Horas já se passara e a sacola quedava-se pela metade, estavam muito desanimados. A criança, até então sentada olhando para os carrinhos de tampinha em sua pista improvisada de papelão, ergueu-se e fitou um jovem senhor que caminhava em direção ao estacionamento. O senhor os vira desde que entrara no mercado, mas privara-se de olhá-los. O menino levantou-se e correu em direção ao homem. “Senhor, senhor! Tome! Caiu quando o senhor entrou”. Era uma foto, uma pequena foto já manchada que caíra de seu bolso e o vento tratou de levar para perto do menino. Ele guardou-a por baixo de sua camisa enquanto esperava o retorno de seu dono.

O homem sem ao menos balbuciar uma única palavra tomou a foto para si, contemplou-a por alguns segundos. Quando o menino dava-lhe de costas para retornar para próximo aos seus pais, ele o chamou. “Ei menino, vem cá!” Retirou do bolso um envelope e entregou à criança. Não disseram mais nada um ao outro, o olhar bastava à compreensão. O homem seguiu, entrou em seu carro, segurou nas mãos aquela foto e chorou recordando a beleza que havia na companhia de sua esposa, sua partida afligia seu coração e eis ali a última recordação.

A criança retornou aos seus pais e entregou-lhes o envelope. Há muito tempo não viam tantas notas juntas. As reações eram de chamar a atenção de todos que estavam ao seu redor, não porque gritaram eufóricos, não fizeram isso, mas por depois de tantas horas eles decidirem integrar a fila de entrada do supermercado.

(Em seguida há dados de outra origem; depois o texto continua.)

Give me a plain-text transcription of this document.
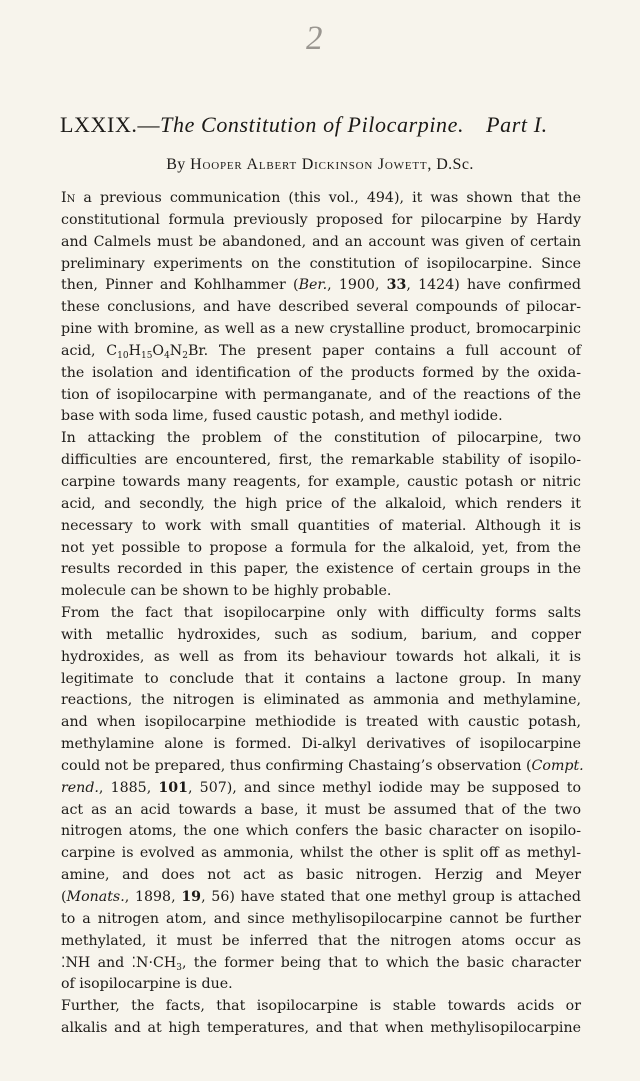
2
LXXIX.—The Constitution of Pilocarpine. Part I.
By Hooper Albert Dickinson Jowett, D.Sc.
In a previous communication (this vol., 494), it was shown that the
constitutional formula previously proposed for pilocarpine by Hardy
and Calmels must be abandoned, and an account was given of certain
preliminary experiments on the constitution of isopilocarpine. Since
then, Pinner and Kohlhammer (Ber., 1900, 33, 1424) have confirmed
these conclusions, and have described several compounds of pilocar-
pine with bromine, as well as a new crystalline product, bromocarpinic
acid, $C_{10}H_{15}O_4N_2Br$. The present paper contains a full account of
the isolation and identification of the products formed by the oxida-
tion of isopilocarpine with permanganate, and of the reactions of the
base with soda lime, fused caustic potash, and methyl iodide.
In attacking the problem of the constitution of pilocarpine, two
difficulties are encountered, first, the remarkable stability of isopilo-
carpine towards many reagents, for example, caustic potash or nitric
acid, and secondly, the high price of the alkaloid, which renders it
necessary to work with small quantities of material. Although it is
not yet possible to propose a formula for the alkaloid, yet, from the
results recorded in this paper, the existence of certain groups in the
molecule can be shown to be highly probable.
From the fact that isopilocarpine only with difficulty forms salts
with metallic hydroxides, such as sodium, barium, and copper
hydroxides, as well as from its behaviour towards hot alkali, it is
legitimate to conclude that it contains a lactone group. In many
reactions, the nitrogen is eliminated as ammonia and methylamine,
and when isopilocarpine methiodide is treated with caustic potash,
methylamine alone is formed. Di-alkyl derivatives of isopilocarpine
could not be prepared, thus confirming Chastaing’s observation (Compt.
rend., 1885, 101, 507), and since methyl iodide may be supposed to
act as an acid towards a base, it must be assumed that of the two
nitrogen atoms, the one which confers the basic character on isopilo-
carpine is evolved as ammonia, whilst the other is split off as methyl-
amine, and does not act as basic nitrogen. Herzig and Meyer
(Monats., 1898, 19, 56) have stated that one methyl group is attached
to a nitrogen atom, and since methylisopilocarpine cannot be further
methylated, it must be inferred that the nitrogen atoms occur as
⁚NH and $⁚N\cdot CH_3$, the former being that to which the basic character
of isopilocarpine is due.
Further, the facts, that isopilocarpine is stable towards acids or
alkalis and at high temperatures, and that when methylisopilocarpine
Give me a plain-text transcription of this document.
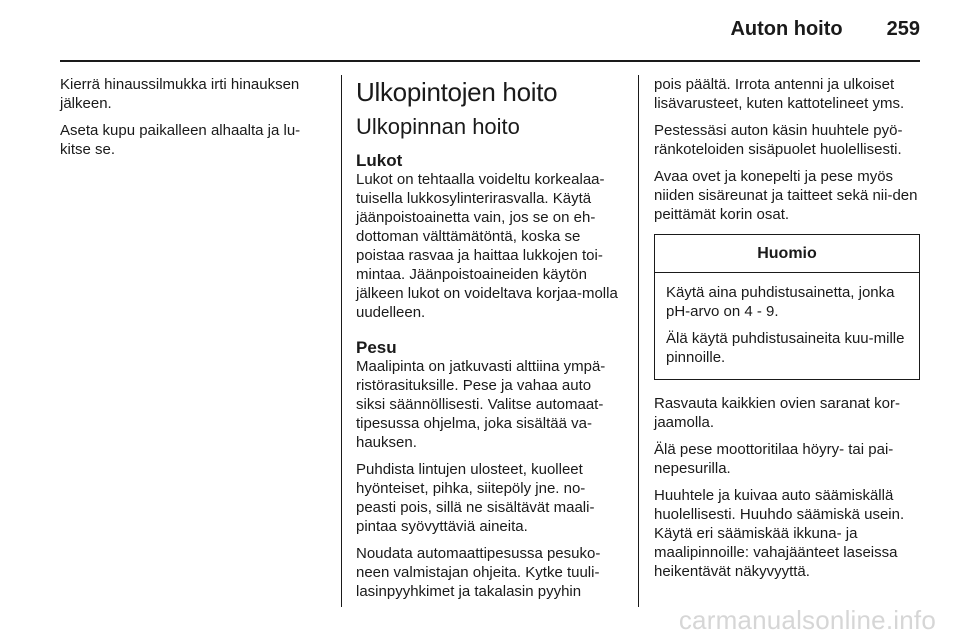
Auton hoito 259

Kierrä hinaussilmukka irti hinauksen jälkeen.

Aseta kupu paikalleen alhaalta ja lu-kitse se.

Ulkopintojen hoito
Ulkopinnan hoito
Lukot

Lukot on tehtaalla voideltu korkealaa-tuisella lukkosylinterirasvalla. Käytä jäänpoistoainetta vain, jos se on eh-dottoman välttämätöntä, koska se poistaa rasvaa ja haittaa lukkojen toi-mintaa. Jäänpoistoaineiden käytön jälkeen lukot on voideltava korjaa-molla uudelleen.

Pesu

Maalipinta on jatkuvasti alttiina ympä-ristörasituksille. Pese ja vahaa auto siksi säännöllisesti. Valitse automaat-tipesussa ohjelma, joka sisältää va-hauksen.

Puhdista lintujen ulosteet, kuolleet hyönteiset, pihka, siitepöly jne. no-peasti pois, sillä ne sisältävät maali-pintaa syövyttäviä aineita.

Noudata automaattipesussa pesuko-neen valmistajan ohjeita. Kytke tuuli-lasinpyyhkimet ja takalasin pyyhin

pois päältä. Irrota antenni ja ulkoiset lisävarusteet, kuten kattotelineet yms.

Pestessäsi auton käsin huuhtele pyö-ränkoteloiden sisäpuolet huolellisesti.

Avaa ovet ja konepelti ja pese myös niiden sisäreunat ja taitteet sekä nii-den peittämät korin osat.

Huomio

Käytä aina puhdistusainetta, jonka pH-arvo on 4 - 9.

Älä käytä puhdistusaineita kuu-mille pinnoille.

Rasvauta kaikkien ovien saranat kor-jaamolla.

Älä pese moottoritilaa höyry- tai pai-nepesurilla.

Huuhtele ja kuivaa auto säämiskällä huolellisesti. Huuhdo säämiskä usein. Käytä eri säämiskää ikkuna- ja maalipinnoille: vahajäänteet laseissa heikentävät näkyvyyttä.

carmanualsonline.info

Já em casa, no domingo de Páscoa, sentados à mesa, quebravam o silêncio comum e faziam suas orações. A mãe com voz suave cantava uma velha de bela canção “porque Ele vive, posso crer no amanhã”, o menino tentava acompanhá-la, mas conseguia apenas dizer os finais das palavras de cada verso. Após a música, o pai, agora de barba feita, rendeu graças e disse ao filho que eles estavam vivendo um milagre, mas não o da mesa farta, ou o das roupas novas, um milagre que há muitos anos já haviam recebido, o maior de todos, o milagre da salvação.